Aby uniknąć wprowadzania złych rozwiązań prawnych, Centrum Cyfrowe proponuje zastosowanie w dyskusjach nad nowym prawem autorskim podejścia określanego jako „speculative design”, czyli „projektowanie spekulatywne”. Mowa tu o metodzie projektowej prezentującej wizje przyszłości – ale skupionej na konkretnych, choć jeszcze nieistniejących, produktach czy usługach.
Możliwości tworzone przez projektowanie spekulatywne zostały zaprezentowane w projekcie Centrum Cyfrowego zatytułowanym „A Future Not Made in the EU”.
„Wykorzystaliśmy tę metodę by mówić o przyszłości prawa autorskiego” – mówił Alek Tarkowski z Centrum Cyfrowego. – „Dyskusja o jego reformie tkwi w +tu i teraz+, jest niezmiernie techniczna i ekspercka. Naszym projektem chcemy pokazać przyszłość prawa autorskiego, ale też pobudzić wyobraźnię i w ten sposób unaocznić skutki złej reformy” – dodał.
Aby zaprezentować możliwe scenariusze rozwoju technologii, projektanci pracujący przy projekcie stworzyli wizje trzech urządzeń: platformy rejestrującej, przechowującej i udostępniającej dane dotykowe; urządzenia edukacyjnego korzystającego z dużych baz danych oraz systemu łączonych elektromagnetycznie trójkątnych elementów, które dynamicznie formują dowolnie pożądany kształt. Można się z nimi zapoznać na stronie: http://futurenotmade.eu
Jak tłumaczyła Anna Mazgal, autorzy projektu chcieli pokazać, jakie możliwości może dać nam technologia, ale również jakim hamulcem dla tych możliwości może być niedostosowane do cyfrowej rzeczywistości prawo. „Teraz jest ten moment, kiedy w Europie decyduje się na ile takie produkty będą mogły powstawać i funkcjonować. Technologia rozwinie się prędzej czy później. Ale to właśnie przepisy mogą ograniczyć jej stosowanie” – ostrzegła.

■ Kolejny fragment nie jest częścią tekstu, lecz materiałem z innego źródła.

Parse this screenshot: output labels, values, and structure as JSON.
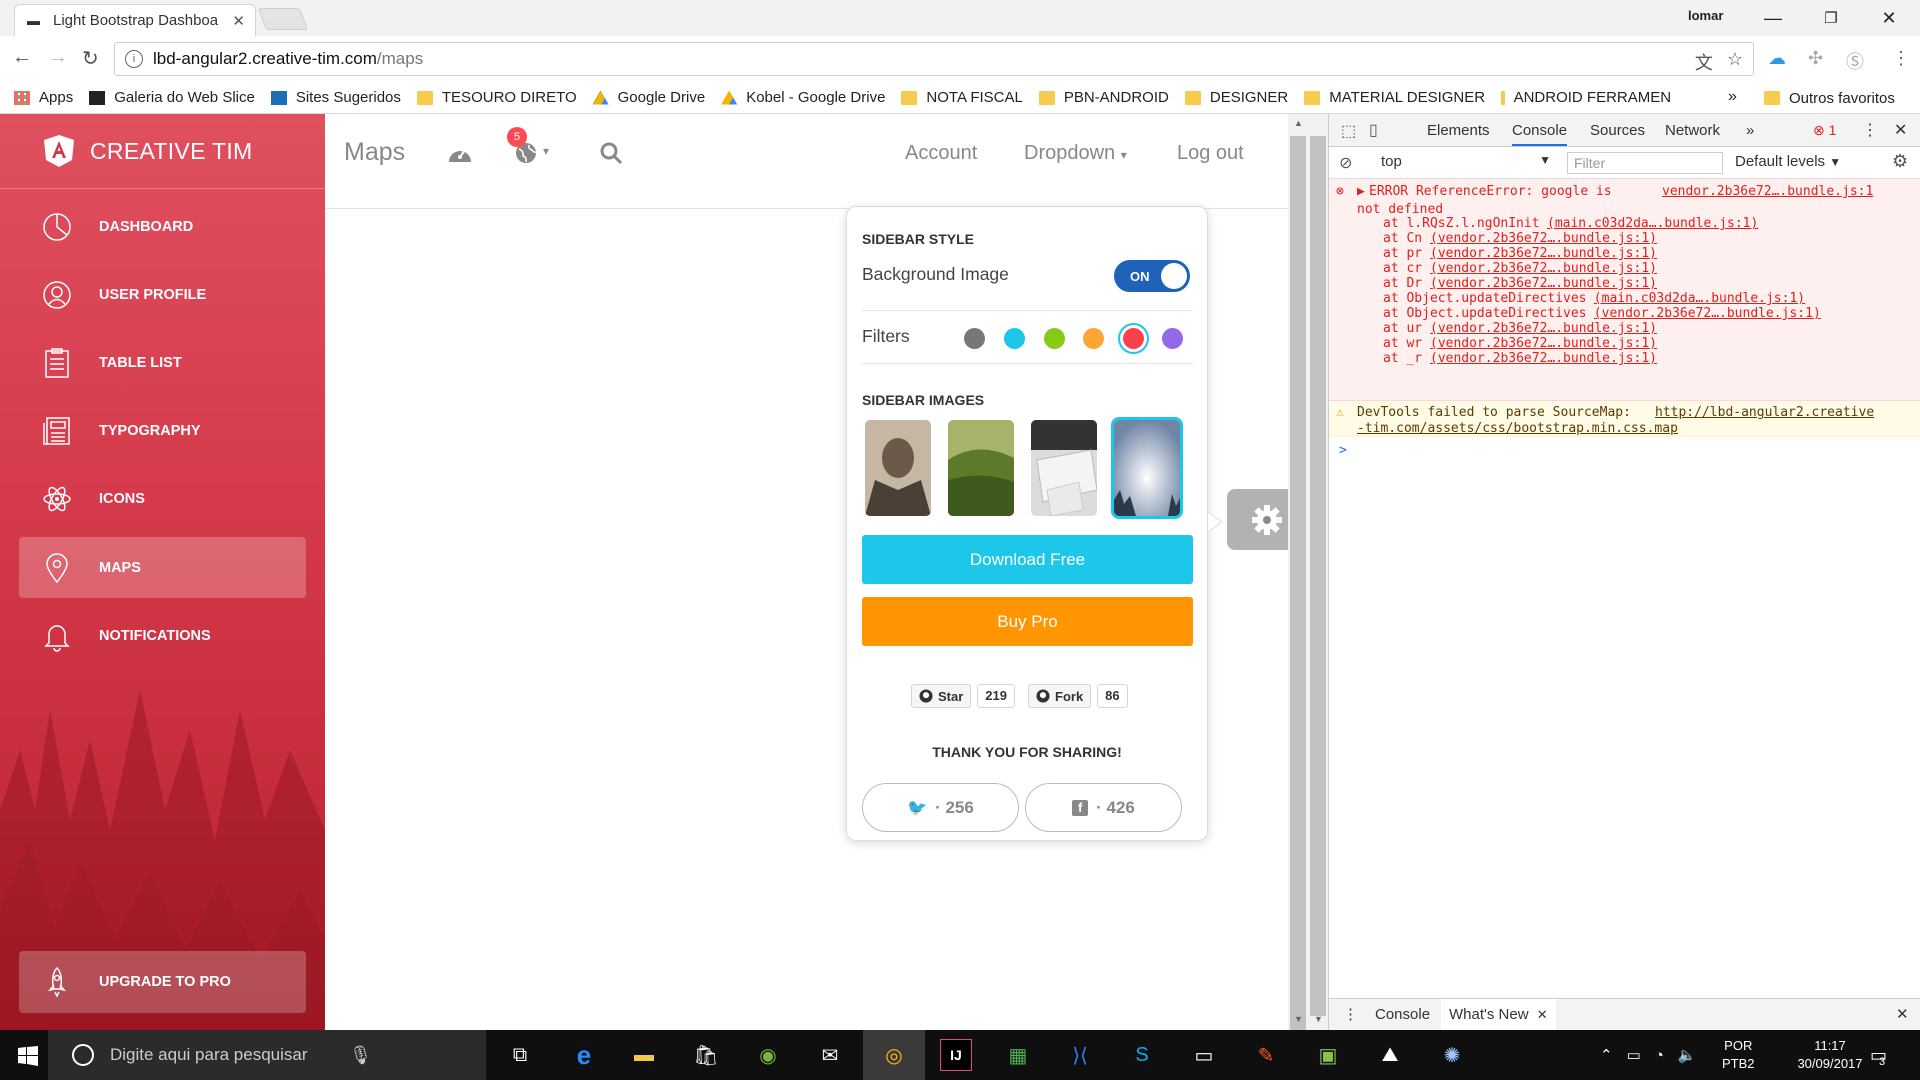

Jak podkreśliła, trwające aktualnie w Brukseli prace nad mechanizmami regulacyjnymi określą, czy takie produkty będzie można stworzyć w Europie. Według niej, będzie to miało bezpośrednie przełożenie na rozwój technologiczny Europy. „Świat nie będzie czekał aż Europa się zorientuje, że ma prawo, które jest za bardzo analogowe, a za mało cyfrowe. Te przedmioty, te rozwiązania technologiczne – one będą realizowane w Azji czy w USA, a my zostaniemy z tyłu” – stwierdziła.
„Nie funkcjonujemy w próżni. Chroniąc pewien model myślenia o tym, czym jest prawo autorskie, czym są prawa twórców czy koncernów, które tymi prawami zarządzają, możemy sami umieścić się gdzieś na końcu tego wyścigu technologicznego” – podsumowała Anna Mazgal.